Haxe Roundup № 195

by Skial Bainn published on

Lars Doucet has released some impressive news on the upcoming Defender's Quest 2 game. Nobua Uematsu, the world famous video game composer, will be working on the main theme.

Tom Gattenhof has written the article An experiment with HTML5 in HaxeFlixel while looking for a cross-platform solution that can export to HTML5, Android and iOS.
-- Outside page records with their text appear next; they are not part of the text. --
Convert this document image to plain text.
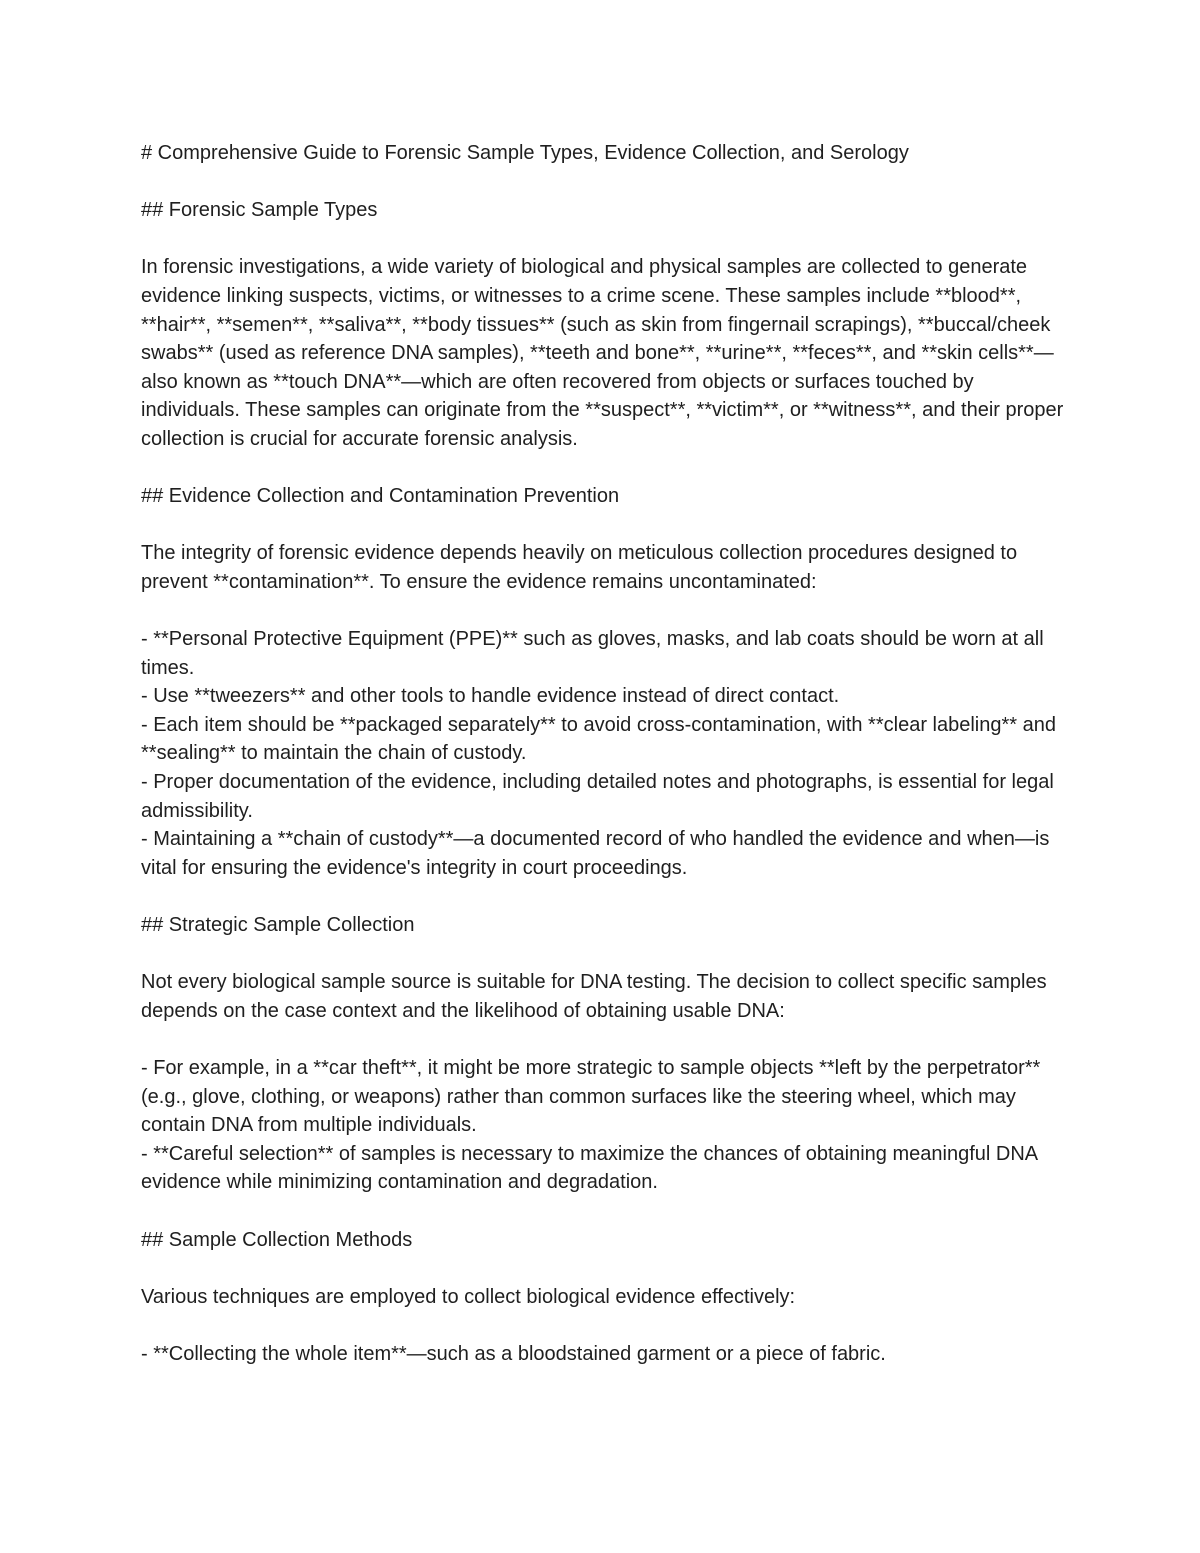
# Comprehensive Guide to Forensic Sample Types, Evidence Collection, and Serology

## Forensic Sample Types

In forensic investigations, a wide variety of biological and physical samples are collected to generate evidence linking suspects, victims, or witnesses to a crime scene. These samples include **blood**, **hair**, **semen**, **saliva**, **body tissues** (such as skin from fingernail scrapings), **buccal/cheek swabs** (used as reference DNA samples), **teeth and bone**, **urine**, **feces**, and **skin cells**—also known as **touch DNA**—which are often recovered from objects or surfaces touched by individuals. These samples can originate from the **suspect**, **victim**, or **witness**, and their proper collection is crucial for accurate forensic analysis.

## Evidence Collection and Contamination Prevention

The integrity of forensic evidence depends heavily on meticulous collection procedures designed to prevent **contamination**. To ensure the evidence remains uncontaminated:

- **Personal Protective Equipment (PPE)** such as gloves, masks, and lab coats should be worn at all times.

- Use **tweezers** and other tools to handle evidence instead of direct contact.

- Each item should be **packaged separately** to avoid cross-contamination, with **clear labeling** and **sealing** to maintain the chain of custody.

- Proper documentation of the evidence, including detailed notes and photographs, is essential for legal admissibility.

- Maintaining a **chain of custody**—a documented record of who handled the evidence and when—is vital for ensuring the evidence's integrity in court proceedings.

## Strategic Sample Collection

Not every biological sample source is suitable for DNA testing. The decision to collect specific samples depends on the case context and the likelihood of obtaining usable DNA:

- For example, in a **car theft**, it might be more strategic to sample objects **left by the perpetrator** (e.g., glove, clothing, or weapons) rather than common surfaces like the steering wheel, which may contain DNA from multiple individuals.

- **Careful selection** of samples is necessary to maximize the chances of obtaining meaningful DNA evidence while minimizing contamination and degradation.

## Sample Collection Methods

Various techniques are employed to collect biological evidence effectively:

- **Collecting the whole item**—such as a bloodstained garment or a piece of fabric.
In contrast to Tom's positive start with the Haxe ecosystem, Talha Kaya writes about his bumpy start with OpenFL and Haxe, the out of date tutorials, and some naive assumptions.

Talha's article is a great as it focuses on the problems people are facing when investigating the Haxe ecosystem and the lackluster impression that, sometimes, can be left behind.

A quote from Talha's article that sums Haxe up and made me smile was “this particular page that I was looking at was from July 2013. Thats like a hundred years ago in Haxe history”.

Chase Pettit has written his game Rival Bombs, a bomberman clone, created with HaxeFlixel and all his development progress documented on Giant Bomb's forums.

Reach3dx the cross-platform game engine in development by GameBase have been interviewed by Gaming Bolt on bringing console level gaming to smartphones and tablets. “The combination of OpenFL and Haxe was something that just made complete sense from a performance and user experience perspective”.

The upcoming, kind of stealth Haxe WebGL engine, Haxor, now has an twitter and g+ accounts.

Jarkko Syrjälä has ported the super fast AS3 implementation of the rectangle packer algorithm to Haxe.

Clément Charmet has a Mongoose class which can now create strictly typed models in Haxe/Node.js via some Haxe macro magic. And when I say mongoose, I mean MongooseJS , the mongodb object modeling library.

Julien Samama has updated his Dungeon Builder with a new algorithm which creates things like this awesome picture.

Enet native bindings have been created for Haxe. For those not familiar with Enet, its a “thin, simple and robust network layer on top of UDP”. Realtime multiplayer OpenFL games anyone?

The HyperFiction team have released HypSystem native extension for OpenFL iOS and Android targets. It provides network, device information and some additional Android specific information.

And the Knowledge Players team have created the KalturHaxe library which provides a wrapper around the Kaltura API.

Thomas has written an overview of his concerns on OpenFL and the ecosystem being fragmented, difficult to contribute to, breaking on each release but also how promising and impressive Haxe and OpenFL are. Thomas's concerns surfaced from this discussion on twitter.

Joshua Granick has responded to those concerns in his article Increasing Alignment in which he explains the decisions that him to fork NME and HXCPP. He also goes on to talk about his future plans for Haxe, Lime, NME and OpenFL.